The guards continued to pace and yawn. One stopped to light a cigarette on a torch. Another swung his arms back and forth to fight off the faint chill.

Stealth gave St. George a quick nod and headed south across the rooftops. He took a single leap and sailed after her, looking down on the deforested neighborhood as he went. Here and there they saw chimney smoke, and a few of the quasi-mansions were lit with flickering candles. Twice they stopped as torch-wielding patrols passed on the street or between buildings.

A long block later they were crouched on top of a Pavilions grocery store. Stealth gave him a quick nod, gestured out at the broad intersection, and vanished into the rooftop shadows. An ex’s head sat in the corner of the roof, left over from some earlier purge.
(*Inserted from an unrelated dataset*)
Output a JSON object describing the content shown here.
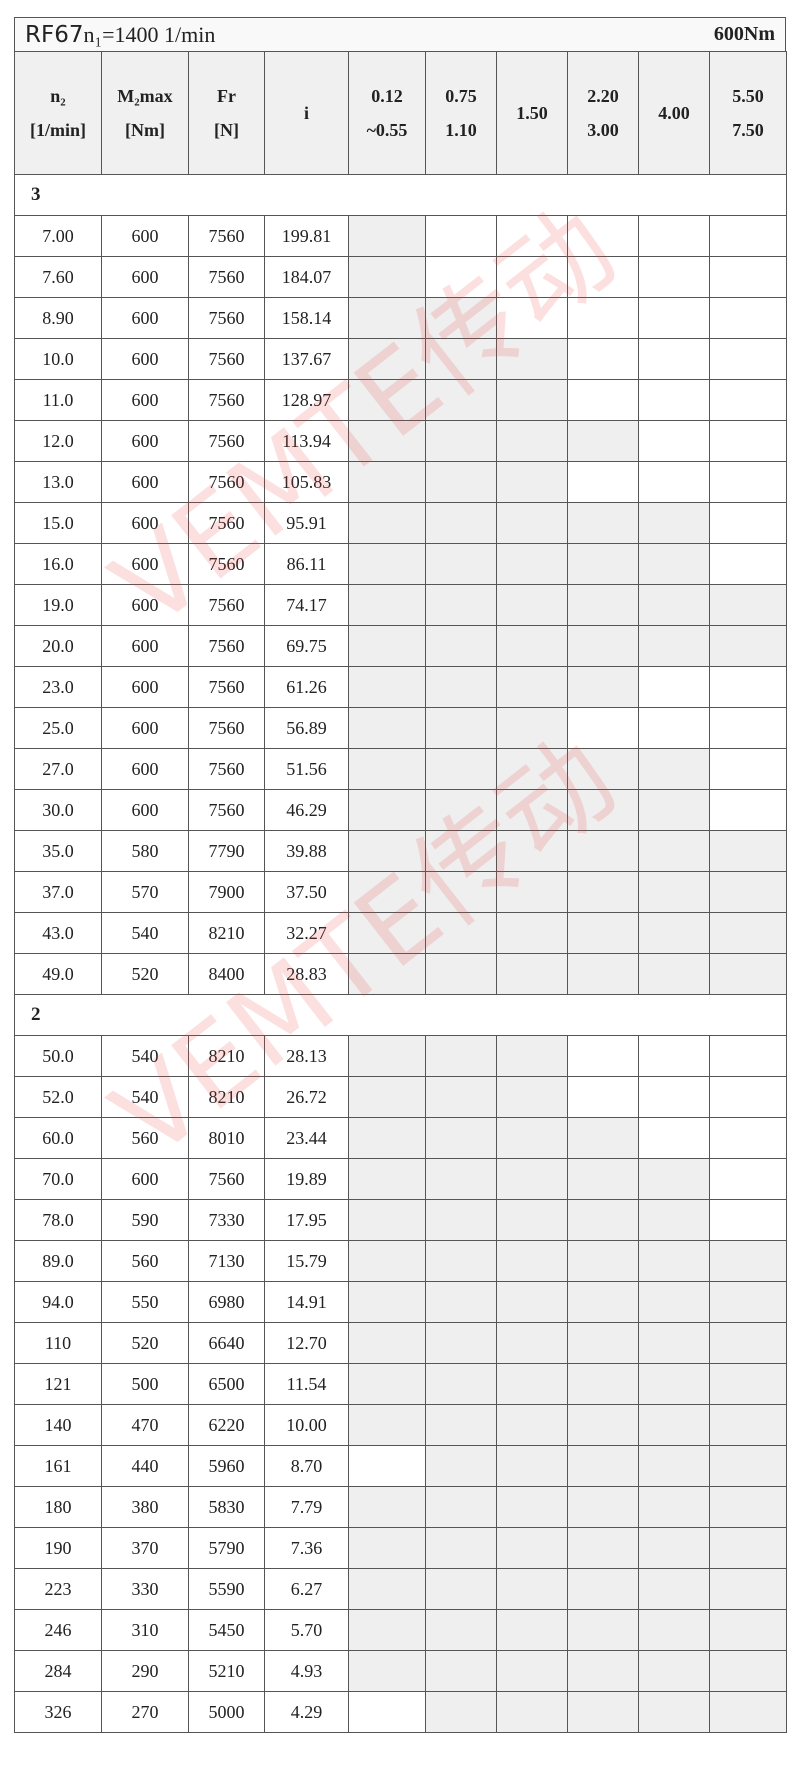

It was shriveled from the sun and its jaw trembled up and down, still animated by the virus. The skull’s cloudy eyes stared at St. George and he rolled it away across the roof.

Olympic Boulevard was six lanes across, although the number of turn lanes and medians made it hard to be sure. The southbound road split just north of the east-west boulevard and created a complex doubleintersection with a triangular island in the middle of it. Music he didn’t recognize jangled back and forth between the buildings.